Healio: In what setting would it be administered?

Batstone: Our vision is that after necessary regulatory approvals this assistive technology could become available to support health care professionals as part of their workflow and at the point of care everywhere, including remote and rural areas where access to resources and specialists is often lacking.

Healio: What will its impact be on optometry?

Batstone: The important breakthrough in our research is the ability for the technology to not only triage abnormal cases, but to estimate the severity level of the disease. This is an important factor for eye specialists in informing patient care and treatment, and it is currently a manual and often subjective process.

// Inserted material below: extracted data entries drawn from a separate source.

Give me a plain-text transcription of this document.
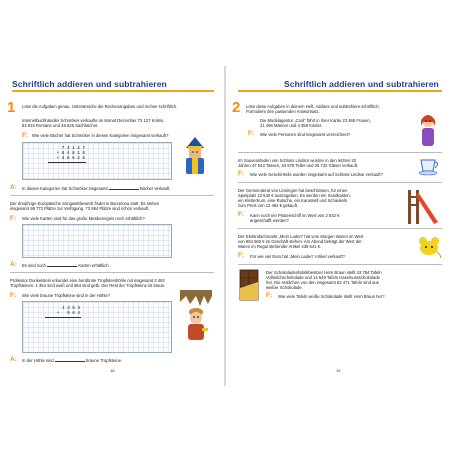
Schriftlich addieren und subtrahieren
1 Löse die Aufgaben genau. Unterstreiche die Rechenangaben und rechne schriftlich.
Internetbuchhändler Schmöker verkaufte im Monat Dezember 73 127 Krimis,
84 815 Romane und 48 625 Sachbücher.
F: Wie viele Bücher hat Schmöker in diesen Kategorien insgesamt verkauft?
7 3 1 2 7
+ 8 4 8 1 5
+ 4 8 6 2 5
A: In diesen Kategorien hat Schmöker insgesamt	Bücher verkauft.
Der dreiphrige Europäische Songwettbewerb findet in Barcelona statt. Es stehen
insgesamt 98 772 Plätze zur Verfügung. 73 964 Plätze sind schon verkauft.
F: Wie viele Karten sind für das große Musikereignis noch erhältlich?
A: Es sind noch	Karten erhältlich.
Professor Dunkelstein erkundet eine berühmte Tropfsteinhöhle mit insgesamt 3 492
Tropfsteinen. 1 354 sind weiß und 964 sind gelb. Der Rest der Tropfsteine ist braun.
F: Wie viele braune Tropfsteine sind in der Höhle?
1 3 5 4
+   9 6 4
A: In der Höhle sind	braune Tropfsteine.
18
Schriftlich addieren und subtrahieren
2 Löse diese Aufgaben in deinem Heft. Addiere und subtrahiere schriftlich.
Formuliere den passenden Antwortsatz.
Die Modelagentur „Cool“ führt in ihrer Kartei 23 465 Frauen,
21 496 Männer und 4 358 Kinder.
F: Wie viele Personen sind insgesamt verzeichnet?
Im Souvenirladen von Schloss Lindsor wurden in den letzten 20
Jahren 47 543 Tassen, 53 975 Teller und 35 742 Gläser verkauft.
F: Wie viele Geschirrteile wurden insgesamt auf Schloss Lindsor verkauft?
Der Gemeinderat von Linningen hat beschlossen, für einen
Spielplatz 13 540 € auszugeben. Es werden ein Sandkasten,
ein Klettertrum, eine Rutsche, ein Karussell und Schaukeln
zum Preis von 12 464 € gekauft.
F: Kann noch ein Piratenschiff im Wert von 2 542 €
angeschafft werden?
Der Elektrofachmarkt „Mein Laden“ hat vom Morgen Waren im Wert
von 984 560 € im Geschäft stehen. Am Abend beträgt der Wert der
Waren im Regal stehender Artikel 439 541 €.
F: Für wie viel Euro hat „Mein Laden“ Artikel verkauft?
Der Schokoladenfabrikbesitzer Hern Braun stellt 43 754 Tafeln
Vollmilchschokolade und 14 549 Tafeln Haselnussschokolade
her. Die restlichen von den insgesamt 82 471 Tafeln sind aus
weißer Schokolade.
F: Wie viele Tafeln weiße Schokolade stellt Hern Braun her?
19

If this type of technology could help support eye specialists to more easily grade severity levels, treatments could be more precise.

For example, according to the National Eye Institute, early stage DR progression can be slowed through optimal diabetes management and at least once yearly screening; whereas those patients with severe or proliferative DR require screening as often as every 2 to 4 months with more invasive and complex treatment options to prevent blindness. – interviewed by Abigail Sutton

Disclosure: Batstone is the vice president and lab director, IBM Research–Australia, and chief technology officer, IBM Australia and New Zealand. She has published more than 80 papers and organized industry conference symposia.